We are aware that our study has some limitations. One of them is the reduced number of patients included. Nevertheless, this is still the second largest series of cases reported in the literature. One of the main limitations is the retrospective nature of the study, and the variability of the protocols used in every participant centers, including different starting doses, no available information on UFC and on cardiometabolic parameters in all the evaluation times. In addition, we are aware that the classification of CS as severe based only on UFC has some limitations as the association with severe complications should also be considered.

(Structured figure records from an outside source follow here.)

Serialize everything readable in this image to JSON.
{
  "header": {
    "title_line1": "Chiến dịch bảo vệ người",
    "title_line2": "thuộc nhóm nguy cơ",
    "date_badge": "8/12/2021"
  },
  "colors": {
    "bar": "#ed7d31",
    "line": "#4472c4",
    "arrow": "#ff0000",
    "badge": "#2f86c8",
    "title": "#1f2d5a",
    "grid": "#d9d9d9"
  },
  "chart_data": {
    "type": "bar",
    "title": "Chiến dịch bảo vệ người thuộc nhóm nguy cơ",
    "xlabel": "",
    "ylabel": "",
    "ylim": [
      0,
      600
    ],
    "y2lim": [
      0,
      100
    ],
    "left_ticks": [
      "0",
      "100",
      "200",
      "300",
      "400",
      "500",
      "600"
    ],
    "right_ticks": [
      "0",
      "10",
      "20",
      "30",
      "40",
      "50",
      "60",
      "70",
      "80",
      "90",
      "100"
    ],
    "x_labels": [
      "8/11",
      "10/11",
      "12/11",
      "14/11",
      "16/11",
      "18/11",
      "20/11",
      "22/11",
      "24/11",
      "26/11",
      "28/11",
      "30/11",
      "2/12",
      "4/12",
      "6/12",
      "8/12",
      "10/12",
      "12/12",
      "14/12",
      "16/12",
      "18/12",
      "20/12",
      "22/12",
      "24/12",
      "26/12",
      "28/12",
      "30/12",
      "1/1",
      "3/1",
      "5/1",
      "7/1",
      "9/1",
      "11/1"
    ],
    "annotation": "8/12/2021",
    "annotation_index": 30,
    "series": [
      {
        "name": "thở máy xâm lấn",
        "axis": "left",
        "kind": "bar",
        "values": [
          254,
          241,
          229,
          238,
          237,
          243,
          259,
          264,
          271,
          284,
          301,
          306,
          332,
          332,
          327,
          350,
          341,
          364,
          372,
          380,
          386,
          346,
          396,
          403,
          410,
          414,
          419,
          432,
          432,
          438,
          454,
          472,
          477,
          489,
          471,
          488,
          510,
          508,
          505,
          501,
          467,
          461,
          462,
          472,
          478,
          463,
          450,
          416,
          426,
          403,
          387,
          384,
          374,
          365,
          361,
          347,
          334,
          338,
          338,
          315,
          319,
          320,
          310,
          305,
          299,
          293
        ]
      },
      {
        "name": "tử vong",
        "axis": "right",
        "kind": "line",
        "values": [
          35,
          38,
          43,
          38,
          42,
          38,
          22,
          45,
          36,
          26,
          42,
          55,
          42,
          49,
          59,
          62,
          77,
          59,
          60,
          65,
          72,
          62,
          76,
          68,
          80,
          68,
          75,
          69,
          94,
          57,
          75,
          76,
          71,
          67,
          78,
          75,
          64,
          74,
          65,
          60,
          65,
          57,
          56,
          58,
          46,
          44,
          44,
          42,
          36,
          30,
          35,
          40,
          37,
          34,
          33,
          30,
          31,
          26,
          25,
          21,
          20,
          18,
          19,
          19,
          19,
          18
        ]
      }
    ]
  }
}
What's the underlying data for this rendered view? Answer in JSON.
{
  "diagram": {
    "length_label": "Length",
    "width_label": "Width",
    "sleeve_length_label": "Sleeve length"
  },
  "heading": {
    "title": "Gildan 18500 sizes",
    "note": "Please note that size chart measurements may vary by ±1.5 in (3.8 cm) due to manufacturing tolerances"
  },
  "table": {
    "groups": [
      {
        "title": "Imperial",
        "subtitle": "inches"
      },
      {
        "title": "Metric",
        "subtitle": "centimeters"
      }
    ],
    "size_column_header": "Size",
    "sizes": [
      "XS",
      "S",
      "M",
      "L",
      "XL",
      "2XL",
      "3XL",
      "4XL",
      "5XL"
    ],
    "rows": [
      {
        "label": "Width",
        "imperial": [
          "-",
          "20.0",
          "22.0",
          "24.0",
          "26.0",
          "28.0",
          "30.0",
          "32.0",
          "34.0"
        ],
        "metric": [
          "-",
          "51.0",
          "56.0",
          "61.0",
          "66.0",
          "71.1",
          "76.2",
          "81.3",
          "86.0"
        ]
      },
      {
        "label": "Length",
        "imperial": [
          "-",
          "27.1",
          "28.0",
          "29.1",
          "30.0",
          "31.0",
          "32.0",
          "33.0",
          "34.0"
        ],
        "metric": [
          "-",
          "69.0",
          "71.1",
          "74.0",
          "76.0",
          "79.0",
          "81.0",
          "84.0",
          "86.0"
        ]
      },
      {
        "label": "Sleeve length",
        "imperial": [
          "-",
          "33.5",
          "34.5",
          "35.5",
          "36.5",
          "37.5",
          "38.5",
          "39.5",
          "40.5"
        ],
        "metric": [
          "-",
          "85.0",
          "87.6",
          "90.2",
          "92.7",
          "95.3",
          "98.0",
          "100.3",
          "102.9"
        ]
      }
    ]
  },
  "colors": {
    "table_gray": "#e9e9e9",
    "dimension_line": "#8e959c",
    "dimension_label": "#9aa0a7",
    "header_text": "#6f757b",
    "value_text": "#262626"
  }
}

In this regard, a patient may have a severe CS due to the development of these complications (severe hypokalemia and complications such as uncontrolled hypertension, sepsis, heart failure or acute psychosis, among others) and maintain UFC < 5 the ULN [30]. Moreover, it is not uncommon that patients with severe CS have deteriorated kidney function that may also underestimate UFC levels [31]. Nonetheless, despite these limitations, the results provide invaluable information on the real-world use of osilodrostate in patients with ECS Spain, supporting the results of the clinical trials.

Conclusion

Overall, osilodrostat controls hypercortisolism in approximately 90% of the patients with ECS and severe hypercortisolism and in 50% of cases UFC is normal at only 4 weeks of treatment. Thus, considering its efficacy and the severity of ECS that is a life-threating complication, osilodrostat should be considered as a first line therapy in these patients in order to reduce the risk of hypercortisolism complications and mortality.